Cleaning Bad Database Design

  • When is it absolutely necessary to take the time to go back and redesign poorly planned out tables?

    When our intranet was first designed, noone had a clue about page sizes, table sizes, ect. Even now, knowledge is slim.

    There are a number of tables that have multiple 8000 character varchar fields. SQL 7.0 used to give warning messages when fields were being truncated but it would go ahead and perform the operation anyways. But now, with SQL 2000, fatal errors pop up.

    Is this a moment in time that we will be forced to deal with our sins? Or is there a work around that will allow us to keep collecting data and periodically truncate it when the row size exceeds the maximum allowable size?

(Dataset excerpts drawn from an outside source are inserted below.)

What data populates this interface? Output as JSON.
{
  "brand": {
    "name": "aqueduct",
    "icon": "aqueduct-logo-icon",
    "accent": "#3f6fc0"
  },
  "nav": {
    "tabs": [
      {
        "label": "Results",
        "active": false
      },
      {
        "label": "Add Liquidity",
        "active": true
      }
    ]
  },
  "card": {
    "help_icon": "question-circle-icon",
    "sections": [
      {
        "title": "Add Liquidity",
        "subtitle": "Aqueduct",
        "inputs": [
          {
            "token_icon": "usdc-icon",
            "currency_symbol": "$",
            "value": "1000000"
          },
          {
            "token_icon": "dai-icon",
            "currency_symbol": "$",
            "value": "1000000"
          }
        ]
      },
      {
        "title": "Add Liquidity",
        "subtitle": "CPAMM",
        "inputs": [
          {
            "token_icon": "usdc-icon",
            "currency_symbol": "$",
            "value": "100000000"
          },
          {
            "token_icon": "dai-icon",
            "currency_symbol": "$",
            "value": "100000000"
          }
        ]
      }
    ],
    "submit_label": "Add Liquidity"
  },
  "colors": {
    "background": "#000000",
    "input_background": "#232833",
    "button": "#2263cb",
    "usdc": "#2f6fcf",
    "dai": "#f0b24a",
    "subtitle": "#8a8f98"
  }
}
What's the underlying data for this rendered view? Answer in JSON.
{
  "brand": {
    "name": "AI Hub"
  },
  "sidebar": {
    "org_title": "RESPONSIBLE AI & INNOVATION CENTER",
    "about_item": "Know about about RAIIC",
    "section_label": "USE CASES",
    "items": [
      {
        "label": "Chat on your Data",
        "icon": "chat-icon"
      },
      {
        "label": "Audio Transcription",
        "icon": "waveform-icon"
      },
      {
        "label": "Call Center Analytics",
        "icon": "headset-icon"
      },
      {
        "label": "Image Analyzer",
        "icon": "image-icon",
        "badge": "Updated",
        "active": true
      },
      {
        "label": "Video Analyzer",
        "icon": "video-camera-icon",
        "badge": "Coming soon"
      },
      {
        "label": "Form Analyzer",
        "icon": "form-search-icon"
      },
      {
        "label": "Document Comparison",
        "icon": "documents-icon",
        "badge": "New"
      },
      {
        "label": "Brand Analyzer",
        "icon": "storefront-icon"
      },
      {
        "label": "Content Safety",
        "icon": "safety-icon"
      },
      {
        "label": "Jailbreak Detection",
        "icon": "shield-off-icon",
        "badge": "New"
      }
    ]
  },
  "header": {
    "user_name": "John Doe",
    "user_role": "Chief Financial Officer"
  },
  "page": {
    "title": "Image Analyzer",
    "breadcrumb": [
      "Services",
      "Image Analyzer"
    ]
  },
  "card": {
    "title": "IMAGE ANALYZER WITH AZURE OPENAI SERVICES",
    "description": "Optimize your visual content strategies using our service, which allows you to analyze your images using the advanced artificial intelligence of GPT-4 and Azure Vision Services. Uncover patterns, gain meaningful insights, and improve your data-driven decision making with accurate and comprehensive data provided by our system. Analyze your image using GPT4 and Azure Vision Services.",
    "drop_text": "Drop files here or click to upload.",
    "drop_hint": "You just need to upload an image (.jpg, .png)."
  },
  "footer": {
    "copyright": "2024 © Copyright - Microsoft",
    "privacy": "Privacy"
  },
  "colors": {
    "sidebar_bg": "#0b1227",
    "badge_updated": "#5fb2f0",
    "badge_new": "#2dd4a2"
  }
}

    All input is welcome. I have to decide wether it is worth the week or so that it will take to go through all sp inserts, sp selects, ASP pages, client side scripting, table designs, ect. to alter them to use a different and better technique to store long fields.

    Thanks in advance,

    -J

  • I tend to do this on an ongoing basis. To revisit an entire design is not usually practical or possible given uptime needs.

    In my last job, we would contstantly identidy those areas where we wanted to redesign and tackle them one by one to implement the changes.

    A pretty good reference:

    http://www.joelonsoftware.com

    Steve Jones

    sjones@sqlservercentral.com

    http://www.sqlservercentral.com/columnists/sjones

  • Or just the economics of it. I try to fix whenever we have to do something that involves the same general area.